Imagine that your county has adopted/updated a capital asset and/or personnel policy, capitalized all county-owned assets and infrastructure, and compiled all the reports needed for the preparation of government-wide financial statements. You also have prepared accurate backup documentation for all capitalized assets, leave liabilities, and other applicable GASB Statement 34 requirements.
Your auditors complete the county’s audit and inform you that the county has complied with GASB Statement 34 reporting requirements. Congratulations! You have successfully complied with the one of the most significant governmental accounting pronouncements ever. However, the job is not entirely done.
The county constantly will be acquiring and disposing of assets. Depreciation reports and employee leave liabilities change each year, and more debt will be issued in future years. These changes will have to be tracked and recorded on financial reports. While in most counties this maintenance of the accounting records will not be a large task, neglect of these duties could cause a county that already has complied with GASB Statement 34 to become noncompliant. This noncompliance would be due to the inability to prepare accurate financial statements because of a lack of updated financial information.

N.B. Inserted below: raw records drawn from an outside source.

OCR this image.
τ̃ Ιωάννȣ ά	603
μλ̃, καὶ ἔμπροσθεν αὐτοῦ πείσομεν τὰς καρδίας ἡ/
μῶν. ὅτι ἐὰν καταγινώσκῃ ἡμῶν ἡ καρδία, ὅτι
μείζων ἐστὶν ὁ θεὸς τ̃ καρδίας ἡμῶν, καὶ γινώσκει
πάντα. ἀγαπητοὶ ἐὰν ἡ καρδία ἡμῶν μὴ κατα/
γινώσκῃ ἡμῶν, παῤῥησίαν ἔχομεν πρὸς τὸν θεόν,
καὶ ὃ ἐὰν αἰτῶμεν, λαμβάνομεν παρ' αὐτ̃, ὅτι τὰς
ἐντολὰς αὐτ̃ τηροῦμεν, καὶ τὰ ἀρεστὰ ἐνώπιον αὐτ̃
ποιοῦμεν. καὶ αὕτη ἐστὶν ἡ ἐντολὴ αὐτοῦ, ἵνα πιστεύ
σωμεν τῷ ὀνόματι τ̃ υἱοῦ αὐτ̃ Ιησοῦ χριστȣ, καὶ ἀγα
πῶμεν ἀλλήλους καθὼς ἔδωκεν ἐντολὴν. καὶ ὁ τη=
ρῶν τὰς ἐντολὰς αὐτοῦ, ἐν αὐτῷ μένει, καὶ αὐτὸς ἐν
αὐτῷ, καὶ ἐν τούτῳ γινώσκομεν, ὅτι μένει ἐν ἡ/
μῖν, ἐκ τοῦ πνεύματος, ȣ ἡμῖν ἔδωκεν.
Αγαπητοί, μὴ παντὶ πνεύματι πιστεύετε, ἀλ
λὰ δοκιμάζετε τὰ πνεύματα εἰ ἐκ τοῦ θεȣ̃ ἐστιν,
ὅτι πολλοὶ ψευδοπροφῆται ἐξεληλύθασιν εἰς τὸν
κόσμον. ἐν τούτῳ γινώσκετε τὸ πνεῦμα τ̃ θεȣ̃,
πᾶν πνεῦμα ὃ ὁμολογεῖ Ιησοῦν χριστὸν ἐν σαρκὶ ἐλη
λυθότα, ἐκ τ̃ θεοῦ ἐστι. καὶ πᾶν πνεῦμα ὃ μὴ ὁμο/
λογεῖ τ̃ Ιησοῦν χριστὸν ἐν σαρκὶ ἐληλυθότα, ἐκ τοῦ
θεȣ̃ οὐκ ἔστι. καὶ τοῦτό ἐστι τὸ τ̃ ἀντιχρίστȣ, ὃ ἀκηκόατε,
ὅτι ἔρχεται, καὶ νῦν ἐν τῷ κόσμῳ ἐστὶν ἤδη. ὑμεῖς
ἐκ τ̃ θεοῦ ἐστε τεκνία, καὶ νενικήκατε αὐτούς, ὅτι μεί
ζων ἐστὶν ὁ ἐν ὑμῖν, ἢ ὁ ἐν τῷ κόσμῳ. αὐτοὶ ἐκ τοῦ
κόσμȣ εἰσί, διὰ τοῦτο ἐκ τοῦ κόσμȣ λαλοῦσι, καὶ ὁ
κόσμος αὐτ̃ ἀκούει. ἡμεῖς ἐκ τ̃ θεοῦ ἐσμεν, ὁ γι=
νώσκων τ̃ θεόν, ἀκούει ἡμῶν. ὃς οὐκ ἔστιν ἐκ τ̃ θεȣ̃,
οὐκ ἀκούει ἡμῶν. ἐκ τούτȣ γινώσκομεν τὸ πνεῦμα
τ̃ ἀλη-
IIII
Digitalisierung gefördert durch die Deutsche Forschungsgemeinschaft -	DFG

The GASB has continued to issue new accounting statements. Many of these newer statements require the recognition of liabilities on the government-wide financial statements that are prepared under Statement 34. Without the preparation of government-wide financial statements, a county will be unable to comply with numerous current and upcoming accounting requirements. With this in mind, county management should strive to ensure that adequate resources are used to maintain the integrity of the financial reporting system in which they have invested so much already.